The glycolytic enzyme aldolase C is up-regulated in rat forebrain microsomes and in the cerebrospinal fluid after repetitive fluoxetine treatment.

Abstract The antidepressant drug fluoxetine is widely used for the treatment of a broad range of psychiatric disorders. Its mechanism of action is thought to involve cellular adaptations that are induced with a slow time course after initiation of treatment.
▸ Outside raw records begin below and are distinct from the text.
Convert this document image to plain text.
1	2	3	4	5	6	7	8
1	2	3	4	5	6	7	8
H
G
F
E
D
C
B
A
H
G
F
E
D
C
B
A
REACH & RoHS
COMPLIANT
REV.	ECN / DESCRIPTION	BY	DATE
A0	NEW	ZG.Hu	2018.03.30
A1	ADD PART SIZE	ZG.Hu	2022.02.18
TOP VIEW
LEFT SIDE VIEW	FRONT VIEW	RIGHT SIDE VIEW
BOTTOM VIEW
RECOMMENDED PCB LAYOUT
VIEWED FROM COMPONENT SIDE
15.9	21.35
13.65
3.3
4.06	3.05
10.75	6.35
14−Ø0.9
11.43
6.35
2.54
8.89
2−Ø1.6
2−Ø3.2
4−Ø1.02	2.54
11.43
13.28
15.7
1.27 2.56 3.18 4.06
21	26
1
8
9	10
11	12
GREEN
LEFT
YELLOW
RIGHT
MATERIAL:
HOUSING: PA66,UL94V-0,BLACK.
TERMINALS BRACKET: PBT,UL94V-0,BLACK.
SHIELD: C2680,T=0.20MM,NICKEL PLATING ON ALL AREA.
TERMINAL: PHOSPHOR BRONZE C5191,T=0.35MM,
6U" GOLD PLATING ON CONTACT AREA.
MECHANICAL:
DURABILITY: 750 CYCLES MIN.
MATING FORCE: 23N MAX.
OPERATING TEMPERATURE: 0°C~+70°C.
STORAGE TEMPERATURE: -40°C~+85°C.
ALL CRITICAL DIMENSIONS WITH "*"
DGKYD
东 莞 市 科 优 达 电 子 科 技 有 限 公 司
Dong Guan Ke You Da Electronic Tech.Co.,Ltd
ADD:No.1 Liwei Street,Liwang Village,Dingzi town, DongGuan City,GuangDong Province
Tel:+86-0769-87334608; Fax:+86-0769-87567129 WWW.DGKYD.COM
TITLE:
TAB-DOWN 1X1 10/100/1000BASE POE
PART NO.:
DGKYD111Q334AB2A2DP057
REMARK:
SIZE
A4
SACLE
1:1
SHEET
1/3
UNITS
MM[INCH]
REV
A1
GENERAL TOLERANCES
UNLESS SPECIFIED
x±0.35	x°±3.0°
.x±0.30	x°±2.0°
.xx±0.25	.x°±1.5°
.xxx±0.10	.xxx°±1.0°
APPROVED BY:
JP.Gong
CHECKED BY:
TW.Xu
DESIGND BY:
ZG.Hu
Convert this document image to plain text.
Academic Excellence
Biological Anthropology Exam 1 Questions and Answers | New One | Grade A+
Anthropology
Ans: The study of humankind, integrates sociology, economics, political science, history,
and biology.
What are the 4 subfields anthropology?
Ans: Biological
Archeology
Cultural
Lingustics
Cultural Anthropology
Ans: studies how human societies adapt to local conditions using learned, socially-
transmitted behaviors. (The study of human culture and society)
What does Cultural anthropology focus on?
To gain insight into the signaling pathways underlying such changes, the expression levels of proteins in a microsomal sub-fraction enriched in intracellular membranes from the rat forebrain was analyzed after two weeks of treatment with fluoxetine. Proteins were separated by two-dimensional gel electrophoresis, and the differentially regulated protein spots were identified by mass spectrometry. Protein network analysis suggested that most of the identified proteins could potentially be regulated by the insulin family of proteins. Among them, Fructose-bisphosphate aldolase C (AldoC), a glycolytic/gluconeogenic enzyme primarily expressed in forebrain astrocytes, was up-regulated 7.6-fold. An immunohistochemical analysis of the dorsal hippocampus revealed a robust decrease (43±2%) in the co-localization of AldoC and the astrocyte marker GFAP and a diffuse staining pattern, compatible with AldoC secretion into the extracellular space. Consistently, AldoC, contained in an exosome-like fraction in astrocyte conditioned medium, increased significantly in the cerebrospinal fluid. Our findings strongly favor a non-canonic signaling role for AldoC in cellular adaptations induced by repetitive fluoxetine treatment.